Arriva-like bus carrying young children gutted by fire in Germany

Malta Independent Sunday, 6 October 2013, 11:00 Last update: about 8 years ago

Malta’s bendy buses are not the only ones to have been catching fire, it seems, as a similar incident occurred in Germany only a few days ago.

The Mercedes-Citaro bus, which was not an articulated vehicle but is nonetheless the same make as Arriva’s bendy buses, caught fire while transporting a class of primary school students. Fortunately, no one was hurt.

The bus was travelling on a country road in the Kassel district of Hesse state, with 19 children and three teachers on board.
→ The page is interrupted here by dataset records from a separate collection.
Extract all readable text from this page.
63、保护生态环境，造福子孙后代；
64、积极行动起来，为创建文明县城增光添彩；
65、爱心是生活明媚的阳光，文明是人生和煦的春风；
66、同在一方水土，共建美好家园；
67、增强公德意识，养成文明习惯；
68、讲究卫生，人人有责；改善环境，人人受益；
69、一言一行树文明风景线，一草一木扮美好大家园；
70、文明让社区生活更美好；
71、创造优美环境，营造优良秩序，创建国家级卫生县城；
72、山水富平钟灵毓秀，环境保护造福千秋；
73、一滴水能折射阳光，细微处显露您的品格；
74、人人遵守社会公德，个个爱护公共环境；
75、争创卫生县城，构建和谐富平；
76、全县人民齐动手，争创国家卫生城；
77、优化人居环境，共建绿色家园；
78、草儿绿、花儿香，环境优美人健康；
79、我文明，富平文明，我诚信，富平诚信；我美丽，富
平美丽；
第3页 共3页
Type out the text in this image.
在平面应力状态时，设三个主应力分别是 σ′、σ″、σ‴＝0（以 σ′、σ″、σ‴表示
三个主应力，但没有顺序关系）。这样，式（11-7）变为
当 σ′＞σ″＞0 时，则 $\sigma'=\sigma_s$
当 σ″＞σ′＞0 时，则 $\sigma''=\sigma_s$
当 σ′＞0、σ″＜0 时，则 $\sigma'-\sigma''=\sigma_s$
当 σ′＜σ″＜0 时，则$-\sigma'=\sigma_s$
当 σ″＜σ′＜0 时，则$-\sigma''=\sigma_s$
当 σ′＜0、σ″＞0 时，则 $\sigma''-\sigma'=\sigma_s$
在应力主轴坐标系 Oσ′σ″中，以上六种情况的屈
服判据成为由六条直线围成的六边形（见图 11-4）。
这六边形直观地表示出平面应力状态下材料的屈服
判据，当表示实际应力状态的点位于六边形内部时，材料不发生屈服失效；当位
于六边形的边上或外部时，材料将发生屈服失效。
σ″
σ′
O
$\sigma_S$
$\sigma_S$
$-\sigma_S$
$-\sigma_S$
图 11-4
German website reported that the bus driver’s quick thinking saved the day. The 73-year-old noticed smoke coming out of the engine compartment, pulled over and quickly evacuated all the passengers from the bus. Shortly afterwards, the vehicle was engulfed in flames and the firemen that arrived at the scene found it completely burnt out. The news report said that the cause of the fire could have been a lack of engine oil.


Malta bus fires

All Arriva Malta’s bendy buses have been withdrawn from service after three of them caught fire in as many days. The first incident happened in the early hours of 25 August, when a bendy bus was destroyed after it caught fire in Marsa. Luckily, only the driver was aboard at the time, and he managed to jump off the bus in time.

A few hours later, all 12 passengers were safely evacuated when another articulated bus caught fire in Mellieha and two days later, a third one caught fire in Xemxija.

The bendy bus fleet was suspended on 27 August and Arriva has since been chartering 65 buses from the Unscheduled Bus Service which, according to reports, is costing it around €30,000 a day.


Bendy buses suffered same problems in the UK

Arriva’s bendy buses had drawn harsh criticism from the public after it was revealed that they were second-hand buses that had been removed from London’s roads.

Originally, they had been bought by Transport for London in 2003. But they were plagued by mishaps from day one, with one of the buses catching fire on its delivery journey. A further three buses were destroyed by fire in similar incidents.

Mercedes had reportedly “solved the problem”, but by then, the buses had already been nicknamed the “chariots of fire”. All London’s bendy buses were subsequently retired, but 68 of them managed to find their way to Malta in Arriva’s service.


No date for return of bendy buses

Earlier this week, the Transport Ministry told this newspaper that it had never received the safety report drawn up by Arriva, and insisted that Minister Joe Mizzi had not been given the necessary assurances required for the bendy buses to be allowed back on the roads. Arriva has asked the Transport Ministry to allow the bendy buses back on the road, but the Ministry has insisted that Arriva had only provided it with a reaction to a report compiled by Transport Malta. Neither report will be published.

The Ministry said that it had taken all necessary precautions and suspended the bendy buses. For the time being they will remain suspended, and no date has been set for their return. Negotiations between the government and the public transport company are “ongoing”.